In PNH, deficiency of the glycosyl phosphatidylinositol-anchored complement regulatory proteins CD55 and CD59 induces the intravascular hemolysis that is the main clinical manifestation of the disease[22,23]. Thrombotic events occur in about 27% of patients with PNH and are the main cause of mortality, accounting for approximately 40% of deaths. Hepatic and portal veins are considered common sites of thrombosis. Eculizumab is a monoclonal blocking antibody to complement protein C5, which inhibits cleavage to C5a and C5b and impedes terminal complement complex C5b-9. Trials with eculizumab demonstrated a reduction in hemolysis, stabilization of hemoglobin levels, and a reduction in transfusion requirements but also a protection against the complications of hemolytic PNH, such as deteriorating renal function, pulmonary hypertension, and thromboembolism.

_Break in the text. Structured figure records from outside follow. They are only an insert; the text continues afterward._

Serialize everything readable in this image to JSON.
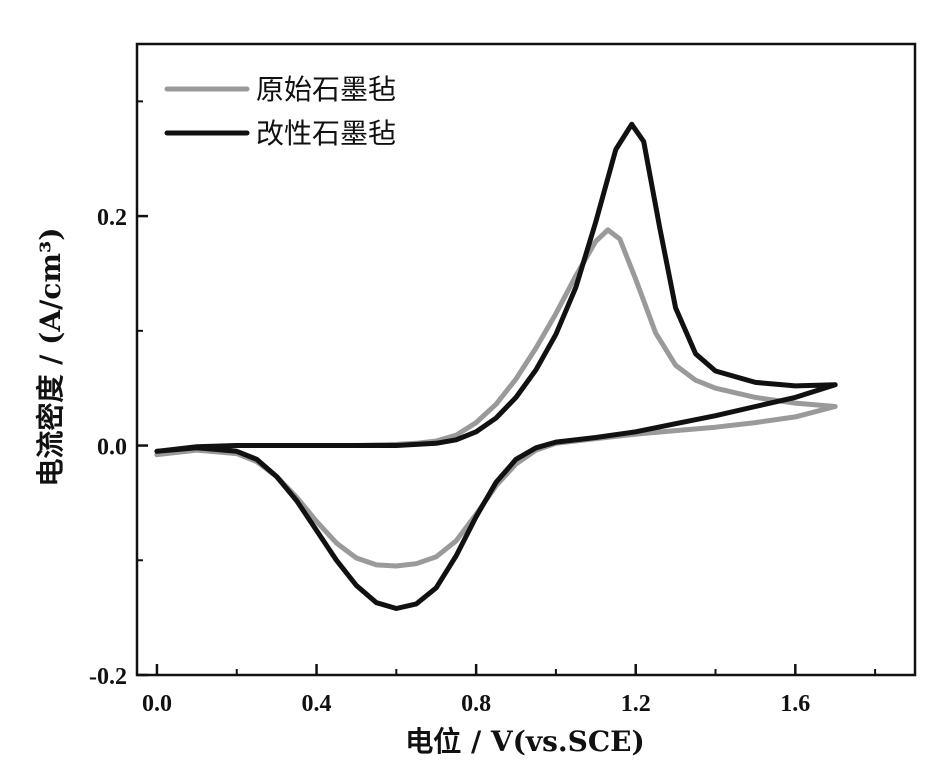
{
  "chart_data": {
    "type": "line",
    "title": "",
    "xlabel": "电位 / V(vs.SCE)",
    "ylabel": "电流密度 / (A/cm³)",
    "xlim": [
      -0.05,
      1.9
    ],
    "ylim": [
      -0.2,
      0.35
    ],
    "x_ticks": [
      0.0,
      0.4,
      0.8,
      1.2,
      1.6
    ],
    "x_tick_labels": [
      "0.0",
      "0.4",
      "0.8",
      "1.2",
      "1.6"
    ],
    "y_ticks": [
      -0.2,
      0.0,
      0.2
    ],
    "y_tick_labels": [
      "-0.2",
      "0.0",
      "0.2"
    ],
    "grid": false,
    "legend_position": "top-left",
    "series": [
      {
        "name": "原始石墨毡",
        "color": "#9a9a9a",
        "forward": [
          [
            0.0,
            -0.008
          ],
          [
            0.1,
            -0.002
          ],
          [
            0.2,
            0.0
          ],
          [
            0.3,
            0.0
          ],
          [
            0.4,
            0.0
          ],
          [
            0.5,
            0.0
          ],
          [
            0.6,
            0.001
          ],
          [
            0.65,
            0.002
          ],
          [
            0.7,
            0.004
          ],
          [
            0.75,
            0.009
          ],
          [
            0.8,
            0.02
          ],
          [
            0.85,
            0.036
          ],
          [
            0.9,
            0.058
          ],
          [
            0.95,
            0.085
          ],
          [
            1.0,
            0.115
          ],
          [
            1.05,
            0.148
          ],
          [
            1.1,
            0.178
          ],
          [
            1.13,
            0.188
          ],
          [
            1.16,
            0.18
          ],
          [
            1.2,
            0.145
          ],
          [
            1.25,
            0.098
          ],
          [
            1.3,
            0.07
          ],
          [
            1.35,
            0.057
          ],
          [
            1.4,
            0.05
          ],
          [
            1.5,
            0.042
          ],
          [
            1.6,
            0.037
          ],
          [
            1.7,
            0.034
          ]
        ],
        "reverse": [
          [
            1.7,
            0.03
          ],
          [
            1.6,
            0.025
          ],
          [
            1.5,
            0.02
          ],
          [
            1.4,
            0.016
          ],
          [
            1.3,
            0.013
          ],
          [
            1.2,
            0.01
          ],
          [
            1.1,
            0.006
          ],
          [
            1.0,
            0.002
          ],
          [
            0.95,
            -0.004
          ],
          [
            0.9,
            -0.016
          ],
          [
            0.85,
            -0.035
          ],
          [
            0.8,
            -0.06
          ],
          [
            0.75,
            -0.083
          ],
          [
            0.7,
            -0.097
          ],
          [
            0.65,
            -0.103
          ],
          [
            0.6,
            -0.105
          ],
          [
            0.55,
            -0.104
          ],
          [
            0.5,
            -0.098
          ],
          [
            0.45,
            -0.085
          ],
          [
            0.4,
            -0.066
          ],
          [
            0.35,
            -0.045
          ],
          [
            0.3,
            -0.027
          ],
          [
            0.25,
            -0.014
          ],
          [
            0.2,
            -0.007
          ],
          [
            0.1,
            -0.004
          ],
          [
            0.0,
            -0.008
          ]
        ]
      },
      {
        "name": "改性石墨毡",
        "color": "#111111",
        "forward": [
          [
            0.0,
            -0.005
          ],
          [
            0.1,
            -0.001
          ],
          [
            0.2,
            0.0
          ],
          [
            0.3,
            0.0
          ],
          [
            0.4,
            0.0
          ],
          [
            0.5,
            0.0
          ],
          [
            0.6,
            0.0
          ],
          [
            0.65,
            0.001
          ],
          [
            0.7,
            0.002
          ],
          [
            0.75,
            0.005
          ],
          [
            0.8,
            0.012
          ],
          [
            0.85,
            0.024
          ],
          [
            0.9,
            0.042
          ],
          [
            0.95,
            0.066
          ],
          [
            1.0,
            0.097
          ],
          [
            1.05,
            0.138
          ],
          [
            1.1,
            0.195
          ],
          [
            1.15,
            0.258
          ],
          [
            1.19,
            0.28
          ],
          [
            1.22,
            0.265
          ],
          [
            1.26,
            0.19
          ],
          [
            1.3,
            0.12
          ],
          [
            1.35,
            0.08
          ],
          [
            1.4,
            0.065
          ],
          [
            1.5,
            0.055
          ],
          [
            1.6,
            0.052
          ],
          [
            1.7,
            0.053
          ]
        ],
        "reverse": [
          [
            1.7,
            0.05
          ],
          [
            1.6,
            0.042
          ],
          [
            1.5,
            0.034
          ],
          [
            1.4,
            0.026
          ],
          [
            1.3,
            0.019
          ],
          [
            1.2,
            0.012
          ],
          [
            1.1,
            0.007
          ],
          [
            1.0,
            0.003
          ],
          [
            0.95,
            -0.002
          ],
          [
            0.9,
            -0.012
          ],
          [
            0.85,
            -0.032
          ],
          [
            0.8,
            -0.062
          ],
          [
            0.75,
            -0.096
          ],
          [
            0.7,
            -0.124
          ],
          [
            0.65,
            -0.138
          ],
          [
            0.6,
            -0.142
          ],
          [
            0.55,
            -0.137
          ],
          [
            0.5,
            -0.122
          ],
          [
            0.45,
            -0.1
          ],
          [
            0.4,
            -0.074
          ],
          [
            0.35,
            -0.048
          ],
          [
            0.3,
            -0.027
          ],
          [
            0.25,
            -0.012
          ],
          [
            0.2,
            -0.005
          ],
          [
            0.1,
            -0.002
          ],
          [
            0.0,
            -0.005
          ]
        ]
      }
    ]
  }
}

The patient presented has a large clone (> 50% PNH granulocytes and > 10% PNH red cells) combined with a notably increased LDH as evidence of intravascular hemolysis and a high reticulocyte count. In addition, platelet count was normal and anemia was mild without transfusion requirement, indicating an adequate bone marrow reserve. Thus, she had many chances to benefit from eculizumab treatment as the drug is highly effective in abrogating the intravascular hemolysis of PNH and reducing the risk of thrombosis but does not alleviate bone marrow failure if present. Eculizumab is expensive and should be administered indefinitely for achieving sustained response. It has been stated that the drug has changed the natural course of PNH.
In our case, long-term treatment with eculizumab in combination with anticoagulation in a patient with PNH and INCPH resulted in improvement of the symptoms of liver disease, elimination of intravascular hemolysis, gradual resolution of kidney disease, and improvement of quality of life. The beneficial effect of the drug on liver microcirculation may be a result of the elimination of the prothrombotic disorder and the decrease of vascular resistance of the sinusoidal and portal venous walls.